De nationale recherche ligt „wel op koers”, maar er is het nodige aan te merken op de overdracht van informatie binnen de verschillende regio’s en teams van de politie. Zorg is er over de dienst Nationale Recherche Informatie (dNRI). Het rapport hierover: „Dit klemt des te meer omdat deze dienst als enige de nationale taak heeft op het gebied van mensenhandel. Zij dient het informatiehart van Nederland te zijn.” En een goede informatiepositie is een essentiële basis voor een goede bestrijding van mensenhandel. Toch scoort juist de dNRI een onvoldoende in de monitor.
Woordvoerder C. den Bakker van de raad van hoofdcommissarissen zegt dat voor dit probleem volop actie wordt ondernomen om de informatiehuishouding binnen de politie te verbeteren. Ook benadrukt hij dat de politie haar best zal blijven doen om deze moderne vorm van slavernij te blijven aanpakken. „We hopen echter dat andere betrokkenen inzien dat de politie het niet alleen kan.”
Of dit inzicht er is, valt te betwijfelen. De voorgenomen beslissing van de Koninklijke Marechaussee om haar zogenoemde Grensoverschrijdende Criminaliteit Teams (GOC’s) dit voorjaar geheel terug te trekken voor de bestrijding van mensenhandel, baart de stuurgroep grote zorgen. „Deze teams hebben een belangrijk deel van hun capaciteit ingezet voor de aanpak van mensenhandel. Deze aderlating in capaciteit maar ook in expertise, zal in enkele korpsen de aanpak van vrouwenhandel sterk onder druk zetten.”

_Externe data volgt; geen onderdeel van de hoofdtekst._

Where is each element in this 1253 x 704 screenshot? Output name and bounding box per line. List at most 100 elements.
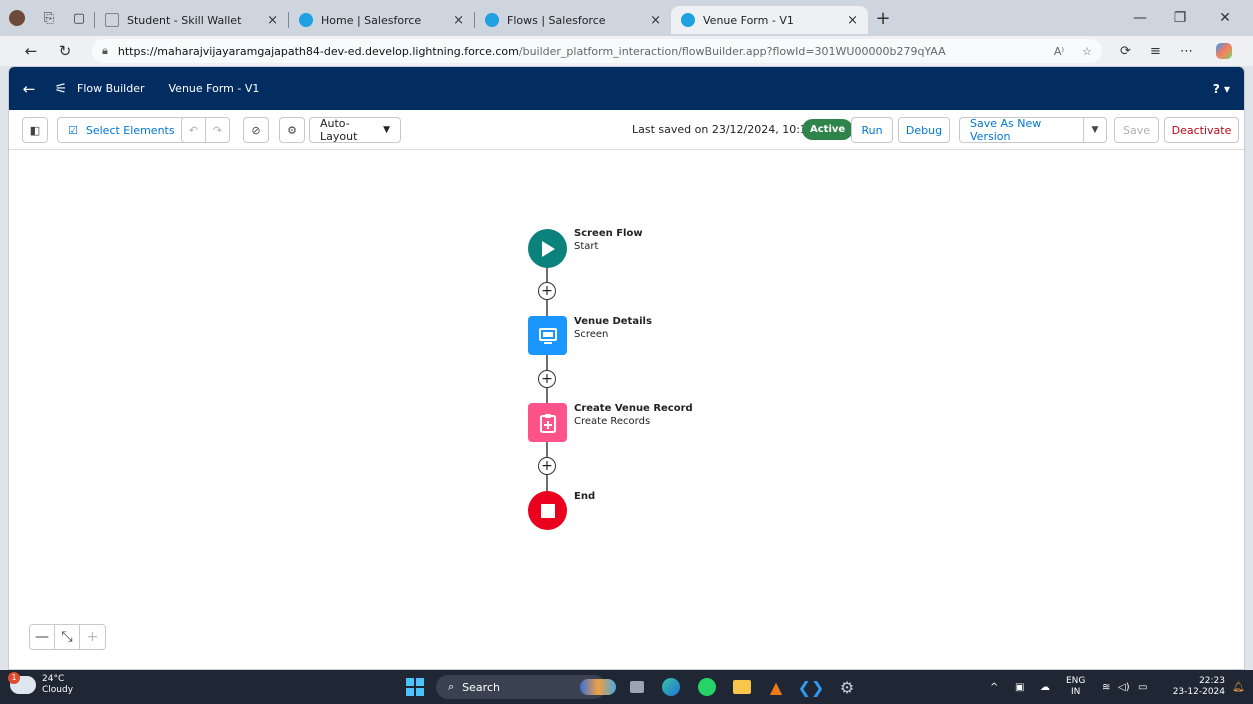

Ook de Vereniging van Nederlandse Gemeenten (VNG) heeft besloten de komende jaren geen prioriteit te geven aan prostitutie. „Een verontrustende ambtelijke mededeling”, meent de stuurgroep.
Tenslotte wordt er kritiek geventileerd op de arbeidsinspectie en de belastingdienst. „Het uitblijven van hun controlerende rol in bordelen en de prostitutie creëert mede een klimaat waarin de mensenhandel in Nederland kan floreren.”
Het is in de visie van de stuurgroep niet alleen tijd om een paar tandjes bij te schakelen, maar ook dat de overheid een paar fundamentele keuzes maakt. Ze wijst er op dat door het wegvallen van een aantal belemmeringen als gevolg van de uitbreiding van de EU, de mensenhandel nog meer zal toenemen. De stuurgroep doelt daarmee op de toetreding van Oost-Europese landen, waar vandaan nu al veel vrouwen naar Nederland worden gesmokkeld om in de prostitutie te werken.